Die sobere insteek vormt een goede leidraad voor het bestraten van onze hedendaagse (historische) boerenerven. Die laatste zijn vaak onnodig stenig geworden of te wel versteend. Grote vlakken bestrating eisen visueel gezien veel aandacht op wat ten koste kan gaan van de uitstraling van de boerderij en het erf zelf. De bestrating oogt bovendien snel te massaal en te hard als alles tot de rand toe bestraat wordt. Laat ruimte voor groen en lommer. Een goed gekozen natuurlijk ogende bodembedekker kan in sommige gevallen een prima en onderhoudsarm alternatief zijn.

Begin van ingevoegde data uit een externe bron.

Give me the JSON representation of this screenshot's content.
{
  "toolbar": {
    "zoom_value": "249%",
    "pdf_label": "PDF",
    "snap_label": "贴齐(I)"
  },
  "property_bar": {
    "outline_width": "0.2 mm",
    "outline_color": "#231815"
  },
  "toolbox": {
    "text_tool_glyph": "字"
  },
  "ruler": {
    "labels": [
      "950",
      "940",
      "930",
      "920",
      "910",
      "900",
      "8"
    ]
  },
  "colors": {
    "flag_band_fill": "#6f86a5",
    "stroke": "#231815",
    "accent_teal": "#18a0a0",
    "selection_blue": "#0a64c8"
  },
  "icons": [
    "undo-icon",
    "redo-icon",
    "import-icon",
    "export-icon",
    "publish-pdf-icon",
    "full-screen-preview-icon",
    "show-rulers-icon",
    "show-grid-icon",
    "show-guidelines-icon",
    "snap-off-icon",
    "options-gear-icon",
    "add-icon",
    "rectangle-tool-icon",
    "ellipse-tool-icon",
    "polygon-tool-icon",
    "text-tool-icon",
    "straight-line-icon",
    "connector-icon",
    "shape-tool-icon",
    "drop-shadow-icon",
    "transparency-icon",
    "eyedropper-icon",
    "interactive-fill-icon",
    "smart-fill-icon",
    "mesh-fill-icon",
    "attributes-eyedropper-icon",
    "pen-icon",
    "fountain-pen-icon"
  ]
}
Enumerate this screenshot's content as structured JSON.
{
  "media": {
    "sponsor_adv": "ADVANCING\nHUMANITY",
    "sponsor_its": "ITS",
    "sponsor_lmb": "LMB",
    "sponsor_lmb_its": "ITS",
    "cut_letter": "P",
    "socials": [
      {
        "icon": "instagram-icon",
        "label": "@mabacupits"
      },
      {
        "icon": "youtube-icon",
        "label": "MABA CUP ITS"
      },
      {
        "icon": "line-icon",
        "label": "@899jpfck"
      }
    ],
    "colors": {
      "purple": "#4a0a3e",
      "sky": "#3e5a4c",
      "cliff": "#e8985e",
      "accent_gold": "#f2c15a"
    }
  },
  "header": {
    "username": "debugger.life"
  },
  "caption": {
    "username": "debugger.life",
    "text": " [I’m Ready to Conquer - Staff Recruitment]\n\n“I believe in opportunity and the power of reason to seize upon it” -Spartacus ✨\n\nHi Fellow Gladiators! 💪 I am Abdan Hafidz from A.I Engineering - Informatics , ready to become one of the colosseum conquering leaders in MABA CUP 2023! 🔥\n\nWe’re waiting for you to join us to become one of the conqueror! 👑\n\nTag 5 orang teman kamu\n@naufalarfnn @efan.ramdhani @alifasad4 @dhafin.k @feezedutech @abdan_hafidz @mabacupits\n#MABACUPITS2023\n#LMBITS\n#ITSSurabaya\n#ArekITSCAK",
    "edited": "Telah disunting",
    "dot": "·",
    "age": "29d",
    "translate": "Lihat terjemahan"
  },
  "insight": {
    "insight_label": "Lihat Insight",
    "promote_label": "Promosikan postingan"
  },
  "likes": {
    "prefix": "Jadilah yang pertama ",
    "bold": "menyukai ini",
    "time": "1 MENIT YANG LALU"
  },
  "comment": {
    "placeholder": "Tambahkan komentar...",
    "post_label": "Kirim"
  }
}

Maak van te voren daarom een weloverwogen plan op basis van de oorspronkelijke bestrating: de materialen en de bestrate delen. Ook in dit geval is minder weer meer: bestrating moet ondergeschikt zijn aan de boerderij en het erf, qua uitstraling en qua oppervlakte. Bestrating moet bovendien functioneel zijn en liefst uit een, hooguit twee typen materialen en formaten bestaan.

Eenheid

Materiaal en erf (bebouwing) vormen van oorsprong een eenheid. Hoe soberder het gebouw, hoe soberder en minder talrijk de materialen. Hoe meer grandeur de boerderij uitstraalt, hoe meer ruimte er is voor een wat rijkere bestrating of bestrating patroon, bijvoorbeeld als onderdeel van een buxustuin met grindpaden die de rijkdom van weleer weerspiegelt.

Verhard versus halfverhard

Een logische tweedeling in materialen kan gemaakt worden in de paden die absoluut verhard moeten worden, en de paden die vanwege hun ligging achter op het erf of extensieve gebruik ook een minder ‘harde’ bestrating mogen krijgen. Bijvoorbeeld in de vorm van gebroken puin, zand, of gras. Halfverharde paden geven een erf al snel een ontspannen indruk. Ook is een grasje meer of minder in dit type bestrating helemaal niet storend. Split, een moderne halfverharding, is in de meeste gevallen door de onnatuurlijke uitstraling en afkomst geen geschikt materiaal voor een boerenerf.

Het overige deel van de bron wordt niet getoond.